Em resposta a sua magia, as águas irromperam do mar em jatos precisos e potentes. O eterno com o qual Kiora lutara foi arremessado para longe, assim como seus companheiros que avançavam. As criaturas ficaram caídas no chão, encharcadas com a água salgada do mar. Kiora sorriu satisfeita, mas seu sorriso logo se transformou em uma expressão carrancuda quando viu que os zumbis tornavam a se levantar. Eles eram persistentes, o nome eternos não devia ser a toa.

- Chega, não tenho tempo para vocês! – ela ergueu seu bidente concentrando ainda mais poder. A ponta da arma brilhou com ainda mais intensidade e enormes espirais de água saíram do mar atingindo os monstros.

Os tentáculos de água não apenas os atingiram, rodopiaram com eles, unindo-se em um grande tornado de água. Kiora não pegou leve, sua mão tremeu devido ao esforço, mas ela não reduziu a intensidade de seu poder. Continuou a controlar o tornado de água que engolia a todos os eternos como se fossem meros bonecos de palha. A um movimento seu o tornado foi em direção ao mar, jogando todas as criaturas no fundo do oceano.

Trabalho feito, eternos destruídos. Kiora sentiu suas pernas tremerem bambas. Havia usado tanto poder assim para derrotar apenas alguns zumbis? A força daquelas criaturas a assustava. Pelo que vira haviam milhares deles em Ravnica. Não era a toa que mesmo tantos planinaltas poderosos se unindo, ainda mais com a ajuda das dez guildas, a batalha contra os eternos fosse acirrada. Kiora ainda tinha folego para usar aquela magia muitas vezes, mas sabia que se a utiliza-se demais seria tomada pela exaustão.
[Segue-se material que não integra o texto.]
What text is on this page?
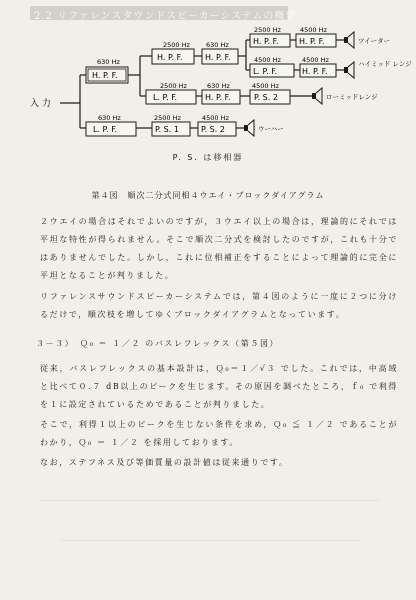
2.2 リファレンスタウンドスピーカーシステムの概要
入 力
630 Hz
H. P. F.
2500 Hz
H. P. F.
630 Hz
H. P. F.
2500 Hz
H. P. F.
4500 Hz
H. P. F.	ツイーター
4500 Hz
L. P. F.
4500 Hz
H. P. F.
ハイミッド レンジ
2500 Hz
L. P. F.
630 Hz
H. P. F.
4500 Hz
P. S. 2	ローミッドレンジ
630 Hz
L. P. F.
2500 Hz
P. S. 1
4500 Hz
P. S. 2	ウーハー
P. S. は移相器
第４図　順次二分式同相４ウエイ・ブロックダイアグラム

２ウエイの場合はそれでよいのですが，３ウエイ以上の場合は，理論的にそれでは平坦な特性が得られません。そこで順次二分式を検討したのですが，これも十分ではありませんでした。しかし，これに位相補正をすることによって理論的に完全に平坦となることが判りました。

リファレンスサウンドスピーカーシステムでは，第４図のように一度に２つに分けるだけで，順次枝を増してゆくブロックダイアグラムとなっています。

３－３）　Ｑ₀ ＝ １／２ のバスレフレックス（第５図）

従来，バスレフレックスの基本設計は，Ｑ₀＝１／√３ でした。これでは，中高域と比べて０.７ dB以上のピークを生じます。その原因を調べたところ，ｆ₀ で利得を１に設定されているためであることが判りました。

そこで，利得１以上のピークを生じない条件を求め，Ｑ₀ ≦ １／２ であることがわかり，Ｑ₀ ＝ １／２ を採用しております。

なお，ステフネス及び等価質量の設計値は従来通りです。
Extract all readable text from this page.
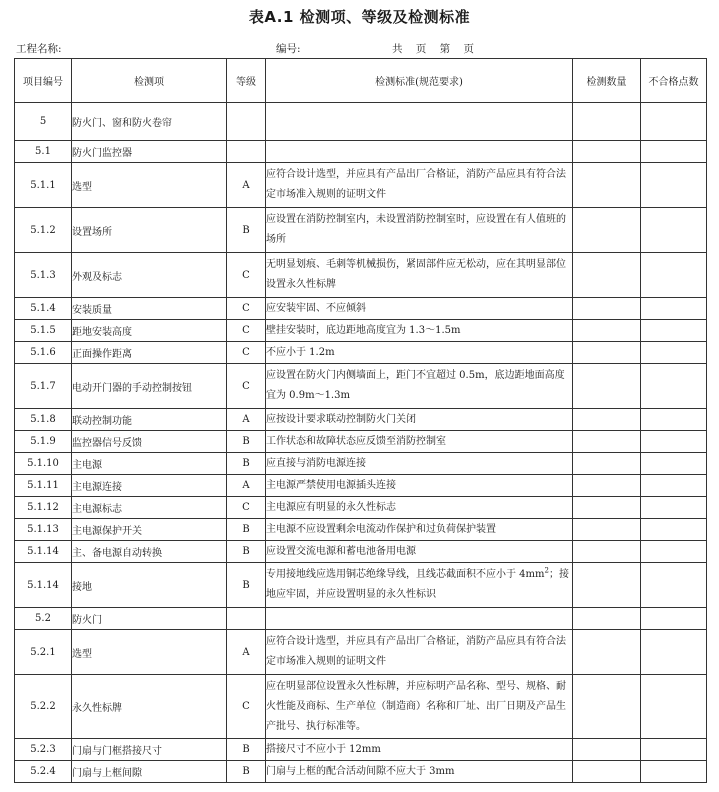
表A.1 检测项、等级及检测标准
工程名称:	编号:	共 页 第 页
项目编号	检测项	等级	检测标准(规范要求)	检测数量	不合格点数
5	防火门、窗和防火卷帘				
5.1	防火门监控器				
5.1.1	选型	A	应符合设计选型，并应具有产品出厂合格证，消防产品应具有符合法定市场准入规则的证明文件		
5.1.2	设置场所	B	应设置在消防控制室内，未设置消防控制室时，应设置在有人值班的场所		
5.1.3	外观及标志	C	无明显划痕、毛刺等机械损伤，紧固部件应无松动，应在其明显部位设置永久性标牌		
5.1.4	安装质量	C	应安装牢固、不应倾斜		
5.1.5	距地安装高度	C	壁挂安装时，底边距地高度宜为 1.3～1.5m		
5.1.6	正面操作距离	C	不应小于 1.2m		
5.1.7	电动开门器的手动控制按钮	C	应设置在防火门内侧墙面上，距门不宜超过 0.5m，底边距地面高度宜为 0.9m～1.3m		
5.1.8	联动控制功能	A	应按设计要求联动控制防火门关闭		
5.1.9	监控器信号反馈	B	工作状态和故障状态应反馈至消防控制室		
5.1.10	主电源	B	应直接与消防电源连接		
5.1.11	主电源连接	A	主电源严禁使用电源插头连接		
5.1.12	主电源标志	C	主电源应有明显的永久性标志		
5.1.13	主电源保护开关	B	主电源不应设置剩余电流动作保护和过负荷保护装置		
5.1.14	主、备电源自动转换	B	应设置交流电源和蓄电池备用电源		
5.1.14	接地	B	专用接地线应选用铜芯绝缘导线，且线芯截面积不应小于 $4mm^2$；接地应牢固，并应设置明显的永久性标识		
5.2	防火门				
5.2.1	选型	A	应符合设计选型，并应具有产品出厂合格证，消防产品应具有符合法定市场准入规则的证明文件		
5.2.2	永久性标牌	C	应在明显部位设置永久性标牌，并应标明产品名称、型号、规格、耐火性能及商标、生产单位（制造商）名称和厂址、出厂日期及产品生产批号、执行标准等。		
5.2.3	门扇与门框搭接尺寸	B	搭接尺寸不应小于 12mm		
5.2.4	门扇与上框间隙	B	门扇与上框的配合活动间隙不应大于 3mm		
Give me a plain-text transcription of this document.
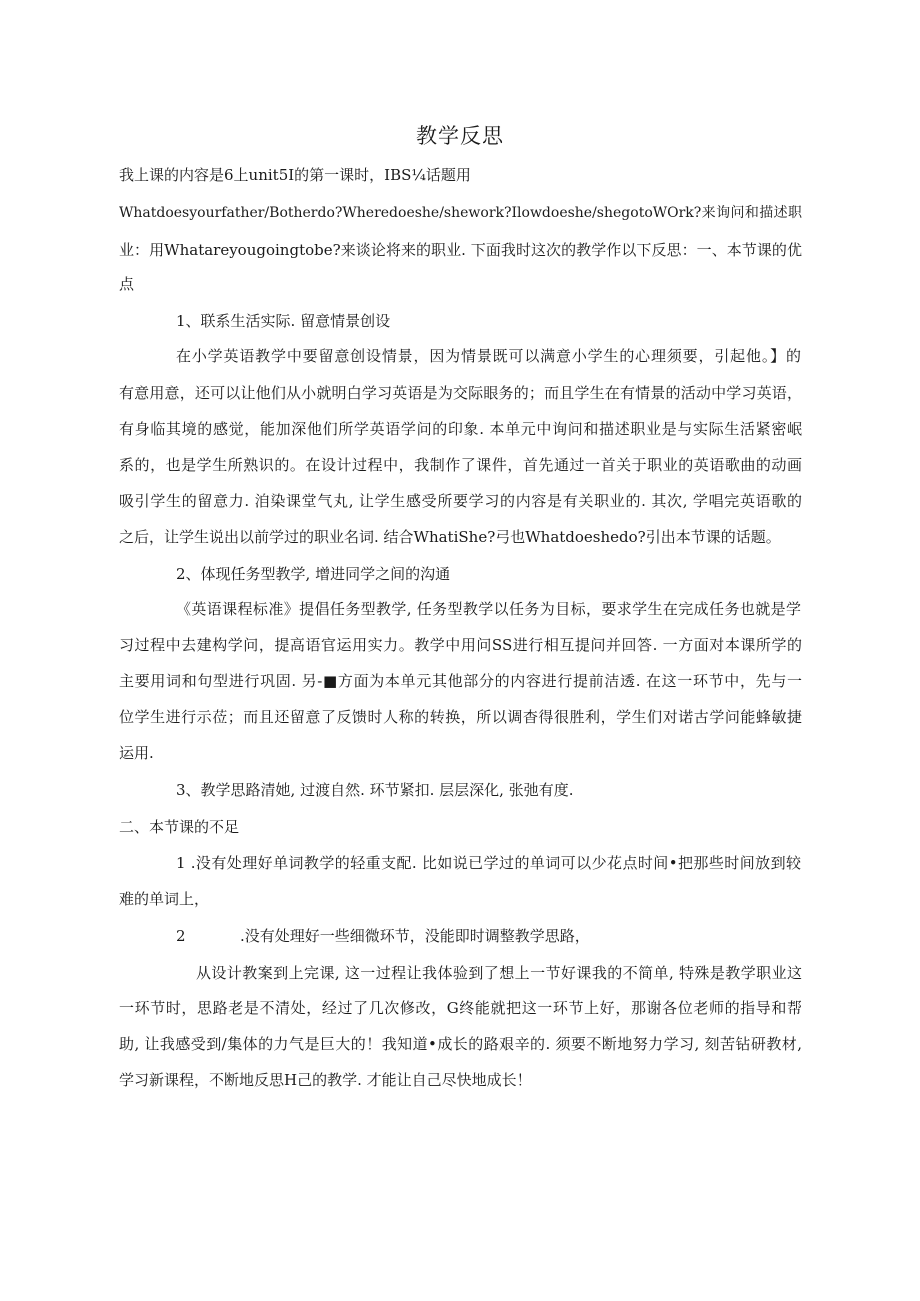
教学反思
我上课的内容是6上unit5I的第一课时，IBS¼话题用
Whatdoesyourfather/Botherdo?Wheredoeshe/shework?Ilowdoeshe/shegotoWOrk?来询问和描述职
业：用Whatareyougoingtobe?来谈论将来的职业. 下面我时这次的教学作以下反思：一、本节课的优
点
1、联系生活实际. 留意情景创设
在小学英语教学中要留意创设情景，因为情景既可以满意小学生的心理须要，引起他。】的
有意用意，还可以让他们从小就明白学习英语是为交际眼务的；而且学生在有情景的活动中学习英语，
有身临其境的感觉，能加深他们所学英语学问的印象. 本单元中询问和描述职业是与实际生活紧密岷
系的，也是学生所熟识的。在设计过程中，我制作了课件，首先通过一首关于职业的英语歌曲的动画
吸引学生的留意力. 洎染课堂气丸, 让学生感受所要学习的内容是有关职业的. 其次, 学唱完英语歌的
之后，让学生说出以前学过的职业名词. 结合WhatiShe?弓也Whatdoeshedo?引出本节课的话题。
2、体现任务型教学, 增进同学之间的沟通
《英语课程标准》提倡任务型教学, 任务型教学以任务为目标，要求学生在完成任务也就是学
习过程中去建构学问，提高语官运用实力。教学中用问SS进行相互提问并回答. 一方面对本课所学的
主要用词和句型进行巩固. 另-■方面为本单元其他部分的内容进行提前洁透. 在这一环节中，先与一
位学生进行示莅；而且还留意了反馈时人称的转换，所以调杳得很胜利，学生们对诺古学问能蜂敏捷
运用.
3、教学思路清她, 过渡自然. 环节紧扣. 层层深化, 张弛有度.
二、本节课的不足
1 .没有处理好单词教学的轻重支配. 比如说已学过的单词可以少花点时间•把那些时间放到较
难的单词上，
2	.没有处理好一些细微环节，没能即时调整教学思路，
从设计教案到上完课, 这一过程让我体验到了想上一节好课我的不简单, 特殊是教学职业这
一环节时，思路老是不清处，经过了几次修改，G终能就把这一环节上好，那谢各位老师的指导和帮
助, 让我感受到/集体的力气是巨大的！我知道•成长的路艰辛的. 须要不断地努力学习, 刻苦钻研教材,
学习新课程，不断地反思H己的教学. 才能让自己尽快地成长！
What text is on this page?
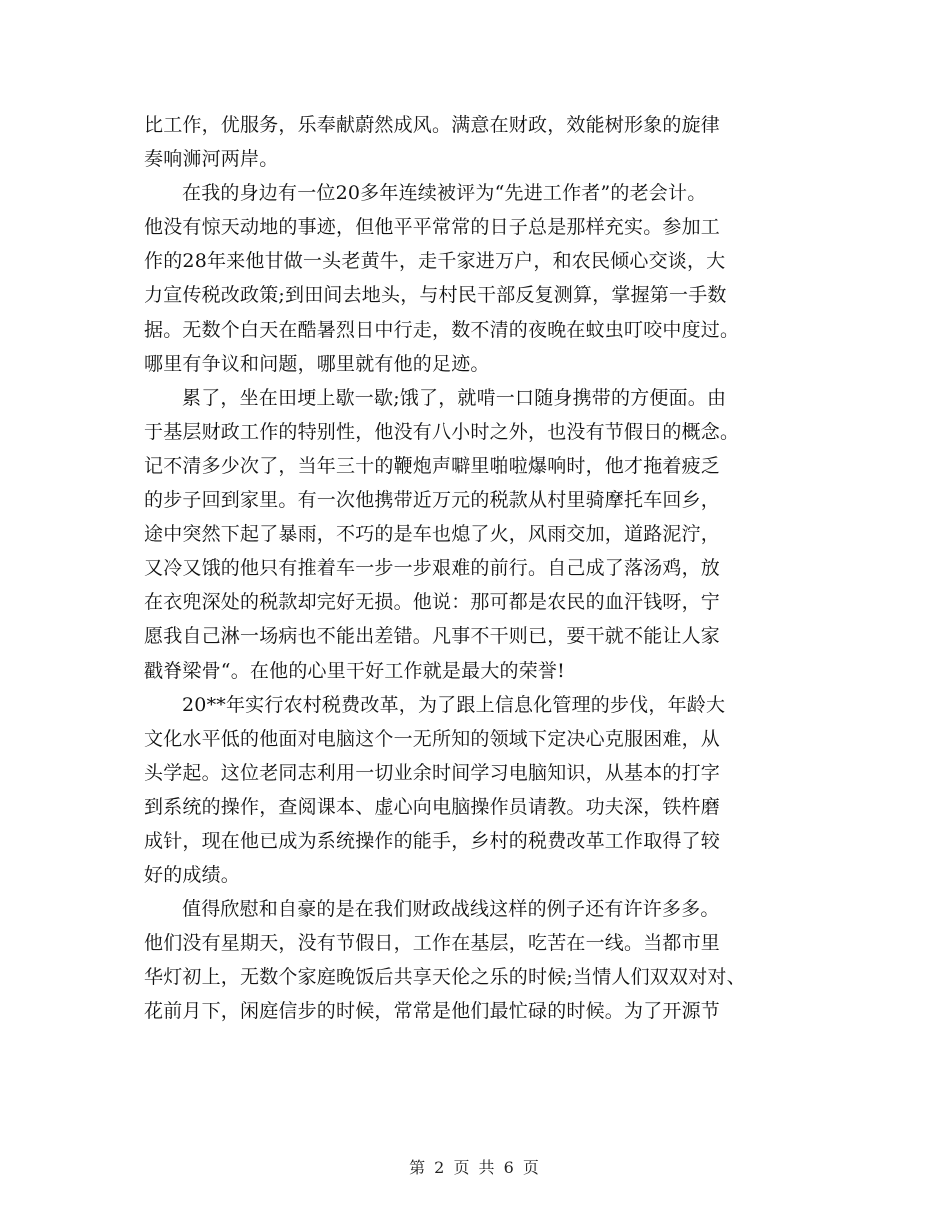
比工作，优服务，乐奉献蔚然成风。满意在财政，效能树形象的旋律
奏响浉河两岸。
在我的身边有一位20多年连续被评为“先进工作者”的老会计。
他没有惊天动地的事迹，但他平平常常的日子总是那样充实。参加工
作的28年来他甘做一头老黄牛，走千家进万户，和农民倾心交谈，大
力宣传税改政策;到田间去地头，与村民干部反复测算，掌握第一手数
据。无数个白天在酷暑烈日中行走，数不清的夜晚在蚊虫叮咬中度过。
哪里有争议和问题，哪里就有他的足迹。
累了，坐在田埂上歇一歇;饿了，就啃一口随身携带的方便面。由
于基层财政工作的特别性，他没有八小时之外，也没有节假日的概念。
记不清多少次了，当年三十的鞭炮声噼里啪啦爆响时，他才拖着疲乏
的步子回到家里。有一次他携带近万元的税款从村里骑摩托车回乡，
途中突然下起了暴雨，不巧的是车也熄了火，风雨交加，道路泥泞，
又冷又饿的他只有推着车一步一步艰难的前行。自己成了落汤鸡，放
在衣兜深处的税款却完好无损。他说：那可都是农民的血汗钱呀，宁
愿我自己淋一场病也不能出差错。凡事不干则已，要干就不能让人家
戳脊梁骨“。在他的心里干好工作就是最大的荣誉!
20**年实行农村税费改革，为了跟上信息化管理的步伐，年龄大
文化水平低的他面对电脑这个一无所知的领域下定决心克服困难，从
头学起。这位老同志利用一切业余时间学习电脑知识，从基本的打字
到系统的操作，查阅课本、虚心向电脑操作员请教。功夫深，铁杵磨
成针，现在他已成为系统操作的能手，乡村的税费改革工作取得了较
好的成绩。
值得欣慰和自豪的是在我们财政战线这样的例子还有许许多多。
他们没有星期天，没有节假日，工作在基层，吃苦在一线。当都市里
华灯初上，无数个家庭晚饭后共享天伦之乐的时候;当情人们双双对对、
花前月下，闲庭信步的时候，常常是他们最忙碌的时候。为了开源节
第 2 页 共 6 页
O mais prudente no momento era ser precavida e, definitivamente, não enfrentar o tal deus Kefnet. Ela nem queria imaginar o qual poderosa seria aquela criatura.

- Terminei Jace, tudo limpo – disse em pensamento ao telepata.

- Ótimo Kiora, vou te avisar se precisar de algo. Obrigado.

E com isso a conversa encerrou-se. Kiora voltou a subir em seu majestoso polvo. A criatura rumou para longe da costa. Aquela guerra seria difícil, mas a tritã sabia estar fazendo sua parte. Outras batalhas deveriam estar acontecendo por toda a cidade e muitos não tinham a sorte dela de continuarem vivos.

Que bom que ela tinha o bidente de Tassa. Ela quase poderia agradecer a deusa pela arma, quase. Mas o objeto não foi emprestado, foi tomado a força, então Kiora achou que era melhor não agradecer. O bidente era seu, assim como o controle dos mares. Ela só esperava que esse poder fosse o suficiente para lhe fazer ganhar a guerra.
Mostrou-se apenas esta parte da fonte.